The economic friction of moving production back to Western shores is perhaps the most significant hurdle. Chinese factory prices for certain components remain between 20% and 100% lower than their Western counterparts, a result of decades spent building unmatched production scale and supply chain density. For the U.S. to replicate these ecosystems from scratch, Persson warns that inflation would become structurally higher, likely adding 1% to 2% to the baseline cost of living.
To manage these price pressures, Persson suggests the U.S. would essentially need to implement the equivalent of an Inflation Reduction Act every single year. The landmark 2022 law, which directed roughly $891 billion toward clean energy, healthcare, and deficit reduction, was considered a once-in-a-generation piece of legislation; repeating it annually would be a fiscal feat of unprecedented proportions. In Europe, the situation is even more dire. EY-Parthenon estimates that if the European Union attempted to fund these supply-chain and infrastructure shifts through taxpayer resources, the EU budget would effectively have to double.
“We’re not going to achieve these levels of investments,” Persson stated bluntly.

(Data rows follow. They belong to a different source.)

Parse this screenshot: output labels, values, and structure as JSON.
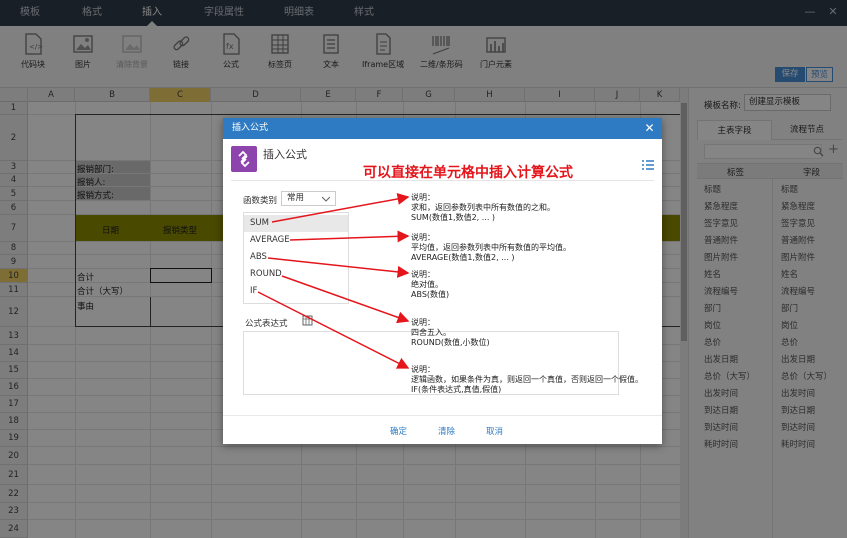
{
  "topnav": {
    "tabs": [
      "模板",
      "格式",
      "插入",
      "字段属性",
      "明细表",
      "样式"
    ],
    "active_tab": "插入"
  },
  "ribbon": {
    "items": [
      {
        "label": "代码块",
        "icon": "code-block-icon",
        "disabled": false
      },
      {
        "label": "图片",
        "icon": "image-icon",
        "disabled": false
      },
      {
        "label": "清除背景",
        "icon": "clear-background-icon",
        "disabled": true
      },
      {
        "label": "链接",
        "icon": "link-icon",
        "disabled": false
      },
      {
        "label": "公式",
        "icon": "formula-icon",
        "disabled": false
      },
      {
        "label": "标签页",
        "icon": "tab-page-icon",
        "disabled": false
      },
      {
        "label": "文本",
        "icon": "text-icon",
        "disabled": false
      },
      {
        "label": "Iframe区域",
        "icon": "iframe-icon",
        "disabled": false
      },
      {
        "label": "二维/条形码",
        "icon": "barcode-icon",
        "disabled": false
      },
      {
        "label": "门户元素",
        "icon": "portal-element-icon",
        "disabled": false
      }
    ],
    "save_label": "保存",
    "preview_label": "预览"
  },
  "sheet": {
    "columns": [
      "A",
      "B",
      "C",
      "D",
      "E",
      "F",
      "G",
      "H",
      "I",
      "J",
      "K"
    ],
    "selected_column": "C",
    "rows": [
      "1",
      "2",
      "3",
      "4",
      "5",
      "6",
      "7",
      "8",
      "9",
      "10",
      "11",
      "12",
      "13",
      "14",
      "15",
      "16",
      "17",
      "18",
      "19",
      "20",
      "21",
      "22",
      "23",
      "24",
      "25"
    ],
    "selected_row": "10",
    "cells": {
      "b3": "报销部门:",
      "b4": "报销人:",
      "b5": "报销方式:",
      "b7": "日期",
      "c7": "报销类型",
      "b10": "合计",
      "b11": "合计（大写）",
      "b12": "事由"
    }
  },
  "right_panel": {
    "template_name_label": "模板名称:",
    "template_name_value": "创建显示模板",
    "tabs": [
      "主表字段",
      "流程节点"
    ],
    "active_tab": "主表字段",
    "col_tag": "标签",
    "col_field": "字段",
    "fields": [
      {
        "tag": "标题",
        "field": "标题"
      },
      {
        "tag": "紧急程度",
        "field": "紧急程度"
      },
      {
        "tag": "签字意见",
        "field": "签字意见"
      },
      {
        "tag": "普通附件",
        "field": "普通附件"
      },
      {
        "tag": "图片附件",
        "field": "图片附件"
      },
      {
        "tag": "姓名",
        "field": "姓名"
      },
      {
        "tag": "流程编号",
        "field": "流程编号"
      },
      {
        "tag": "部门",
        "field": "部门"
      },
      {
        "tag": "岗位",
        "field": "岗位"
      },
      {
        "tag": "总价",
        "field": "总价"
      },
      {
        "tag": "出发日期",
        "field": "出发日期"
      },
      {
        "tag": "总价（大写）",
        "field": "总价（大写）"
      },
      {
        "tag": "出发时间",
        "field": "出发时间"
      },
      {
        "tag": "到达日期",
        "field": "到达日期"
      },
      {
        "tag": "到达时间",
        "field": "到达时间"
      },
      {
        "tag": "耗时时间",
        "field": "耗时时间"
      }
    ]
  },
  "dialog": {
    "title": "插入公式",
    "subtitle": "插入公式",
    "category_label": "函数类别",
    "category_value": "常用",
    "functions": [
      "SUM",
      "AVERAGE",
      "ABS",
      "ROUND",
      "IF"
    ],
    "selected_function": "SUM",
    "expression_label": "公式表达式",
    "confirm_label": "确定",
    "clear_label": "清除",
    "cancel_label": "取消"
  },
  "annotation": {
    "caption": "可以直接在单元格中插入计算公式",
    "arrow_color": "#e4151b",
    "descriptions": [
      {
        "title": "说明：",
        "body": "求和，返回参数列表中所有数值的之和。",
        "syntax": "SUM(数值1,数值2, ... )"
      },
      {
        "title": "说明：",
        "body": "平均值，返回参数列表中所有数值的平均值。",
        "syntax": "AVERAGE(数值1,数值2, ... )"
      },
      {
        "title": "说明：",
        "body": "绝对值。",
        "syntax": "ABS(数值)"
      },
      {
        "title": "说明：",
        "body": "四舍五入。",
        "syntax": "ROUND(数值,小数位)"
      },
      {
        "title": "说明：",
        "body": "逻辑函数，如果条件为真，则返回一个真值，否则返回一个假值。",
        "syntax": "IF(条件表达式,真值,假值)"
      }
    ]
  }
}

However, the outlook is not entirely bleak for the West, particularly for the United States. Persson argues that the U.S. is better positioned for a localization push than Europe, thanks to the sheer depth of its capital markets, the status of the U.S. dollar as the global reserve currency, and a higher degree of energy independence. Yet, even with these advantages, the U.S. remains tethered to Beijing for critical minerals that are essential for the very semiconductor supply chains it hopes to insulate. Furthermore, the U.S. faces a looming human capital crisis; a persistent skills gap in manufacturing, exacerbated by decades of offshoring, means an estimated 2.1 million manufacturing jobs may go unfilled by 2030, according to data from Deloitte and The Manufacturing Institute.
The challenge is compounded by China’s own strategic advantages. Beijing’s long-term industrial policies have created a system that is incredibly efficient and capable of making decisions based on multi-decade cycles. In contrast, the EU must navigate the competing interests and democratic processes of its 27-member coalition, often leading to slower, more fragmented policy responses.
History suggests that trade patterns can shift abruptly under duress, though rarely without pain. Before Russia was expelled from the G8 in 2014 following the annexation of Crimea, large swaths of Europe were inextricably linked to Russian energy. The subsequent invasion of Ukraine forced a hard pivot, driving Russia into closer trade partnerships with China and India. This serves as a reminder that while governments can influence trade, massive supply chain shifts are often dictated by external shocks beyond any single country’s control.
Looking ahead, the era of hyper-globalization may be over, but a total retreat into isolationism appears equally unlikely. “It’s very hard to see a world in which we go back to that level of globalization within the next couple of decades, nor do I think this is in the way the end of globalization,” Persson said. Instead, he anticipates a future defined by a “messy, non-linear type of globalization,” where trade routes are constantly redrawn by a volatile mix of national security concerns and economic necessity.